All members of the negotiating teams are in Addis Ababa and talks are meant to start today, Ethiopian Foreign Minister Tedros Adhanom said on his Facebook account. The government delegation is led by former Foreign Minister Nhial Deng Nhial, while ex-Governor of Unity state Taban Deng Gai heads rebel negotiators, Getachew Reda, a spokesman for Ethiopian Prime Minister Hailemariam Desalegn, said by phone yesterday.


The talks come as fighting continues, with rebels advancing toward the capital, Juba, while the United Nations urged both sides to avoid civilian casualties and donors to give aid agencies $166 million for humanitarian programs.


Conflict broke out in mid-December after President Salva Kiir accused his former Vice President Riek Machar of trying to stage a coup. The violence spread swiftly, pitting members of Salva's ethnic Dinka community against Machar's Nuer group. 'Thousands' of people have died and about 200,000 have been displaced, according to UN estimates.


The Sudan People's Liberation Army, or SPLA, has formed a committee to investigate 'those involved in killing innocent people,' according to a statement published yesterday on the South Sudan government's Facebook account.


Peace Mediation

Efforts to mediate a truce are being led by the East African Inter-Governmental Authority on Development.
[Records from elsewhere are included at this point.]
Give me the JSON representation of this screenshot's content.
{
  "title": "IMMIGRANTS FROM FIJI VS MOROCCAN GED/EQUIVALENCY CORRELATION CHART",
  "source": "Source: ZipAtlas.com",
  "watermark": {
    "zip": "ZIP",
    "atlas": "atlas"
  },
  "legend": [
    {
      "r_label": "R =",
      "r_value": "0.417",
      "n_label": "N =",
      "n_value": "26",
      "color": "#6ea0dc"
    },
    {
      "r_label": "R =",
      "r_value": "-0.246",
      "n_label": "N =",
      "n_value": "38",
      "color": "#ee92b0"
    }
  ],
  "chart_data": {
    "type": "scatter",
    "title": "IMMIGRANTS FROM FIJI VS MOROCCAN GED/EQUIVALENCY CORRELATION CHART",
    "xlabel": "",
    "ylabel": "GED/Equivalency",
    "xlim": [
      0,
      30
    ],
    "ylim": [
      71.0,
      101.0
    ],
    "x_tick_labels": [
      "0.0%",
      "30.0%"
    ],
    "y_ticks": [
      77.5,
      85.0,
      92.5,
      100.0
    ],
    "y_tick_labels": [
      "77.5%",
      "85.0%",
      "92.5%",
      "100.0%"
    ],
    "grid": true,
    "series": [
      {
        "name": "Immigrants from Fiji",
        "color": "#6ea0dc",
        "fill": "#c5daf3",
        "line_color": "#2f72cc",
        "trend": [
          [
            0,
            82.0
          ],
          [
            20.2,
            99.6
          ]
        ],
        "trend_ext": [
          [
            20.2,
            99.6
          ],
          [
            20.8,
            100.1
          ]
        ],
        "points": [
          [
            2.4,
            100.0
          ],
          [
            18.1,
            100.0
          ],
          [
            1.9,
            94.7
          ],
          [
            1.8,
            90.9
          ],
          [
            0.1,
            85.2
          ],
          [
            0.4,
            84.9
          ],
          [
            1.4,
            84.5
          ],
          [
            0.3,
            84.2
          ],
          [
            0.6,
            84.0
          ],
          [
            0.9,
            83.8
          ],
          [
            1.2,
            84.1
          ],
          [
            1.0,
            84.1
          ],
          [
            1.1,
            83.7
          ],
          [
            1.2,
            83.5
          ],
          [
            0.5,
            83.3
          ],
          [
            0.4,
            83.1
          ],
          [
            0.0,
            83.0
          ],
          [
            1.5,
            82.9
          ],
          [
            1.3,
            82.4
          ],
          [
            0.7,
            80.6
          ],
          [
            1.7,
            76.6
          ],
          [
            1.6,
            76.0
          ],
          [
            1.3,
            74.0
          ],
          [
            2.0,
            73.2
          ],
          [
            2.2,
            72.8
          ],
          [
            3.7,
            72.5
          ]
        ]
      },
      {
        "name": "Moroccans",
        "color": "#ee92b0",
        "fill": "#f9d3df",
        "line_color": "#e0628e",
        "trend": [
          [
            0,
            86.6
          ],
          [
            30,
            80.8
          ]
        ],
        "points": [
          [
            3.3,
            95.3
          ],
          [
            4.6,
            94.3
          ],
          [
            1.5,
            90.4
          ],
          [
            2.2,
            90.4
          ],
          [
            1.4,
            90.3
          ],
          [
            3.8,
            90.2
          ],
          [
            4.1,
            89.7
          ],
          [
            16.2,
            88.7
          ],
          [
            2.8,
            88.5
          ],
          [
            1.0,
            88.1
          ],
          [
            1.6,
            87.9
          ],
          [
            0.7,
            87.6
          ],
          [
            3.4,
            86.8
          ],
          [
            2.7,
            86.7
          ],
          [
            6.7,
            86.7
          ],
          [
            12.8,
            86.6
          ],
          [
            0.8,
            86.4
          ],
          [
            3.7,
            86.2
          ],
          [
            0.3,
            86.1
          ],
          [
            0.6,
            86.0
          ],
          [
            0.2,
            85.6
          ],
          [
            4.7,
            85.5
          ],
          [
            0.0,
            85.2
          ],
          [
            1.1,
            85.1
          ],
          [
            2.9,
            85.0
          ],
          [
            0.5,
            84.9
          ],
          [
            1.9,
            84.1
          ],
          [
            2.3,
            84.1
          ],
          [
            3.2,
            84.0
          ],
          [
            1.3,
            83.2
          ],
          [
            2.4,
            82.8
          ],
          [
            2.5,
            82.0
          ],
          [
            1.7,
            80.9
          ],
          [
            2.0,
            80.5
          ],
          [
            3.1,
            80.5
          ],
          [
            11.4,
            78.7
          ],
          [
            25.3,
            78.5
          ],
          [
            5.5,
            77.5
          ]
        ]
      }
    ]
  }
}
Kiir has declared an emergency in oil-rich Unity state and the Jonglei region, where rebels have seized the capitals, Bentiu and Bor.


Government forces clashed with rebels today in the town of Pariak, south of Bor, with the outcome still unknown, army spokesman Philip Aguer said by phone from Juba. Former South Sudanese army commander Peter Gadet is leading an estimated 4,000 to 7,000 rebel fighters, Aguer said


'The rebels have declared their intention to come to Juba,' he said. 'I think that's impossible. It's just propaganda.'


The U.S. embassy in South Sudan recommended that all U.S. nationals leave the country and it has organized a charter flight today to send them from Juba to the nearest 'safe haven' country, according to a statement on its website. The U.S. has further reduced the number of personnel based in South Sudan due to the 'deteriorating security situation' and consular services will stop tomorrow, the embassy said.


Stop Fighting

The UN has urged all parties in the conflict to take measures to protect civilians from the fighting, Toby Lanzer, the UN's humanitarian coordinator in South Sudan, said today in a statement. 'Aid agencies are scaling up their work, especially in towns most heavily struck by violence and in rural sites to which civilians have fled in order to seek safety,' he said, according to the statement.


South Sudan seceded from neighboring Sudan in July 2011 and took three-quarters of the formerly united country's crude output. Exports of oil provide more than 95 percent of government revenue.


The country has sub-Saharan Africa's biggest oil reserves after Nigeria and Angola, according to BP Plc data. The landlocked country has been exporting all its crude -- about 245,000 barrels a day -- through pipelines across Sudan. The fighting has cut production to about 200,000 barrels daily.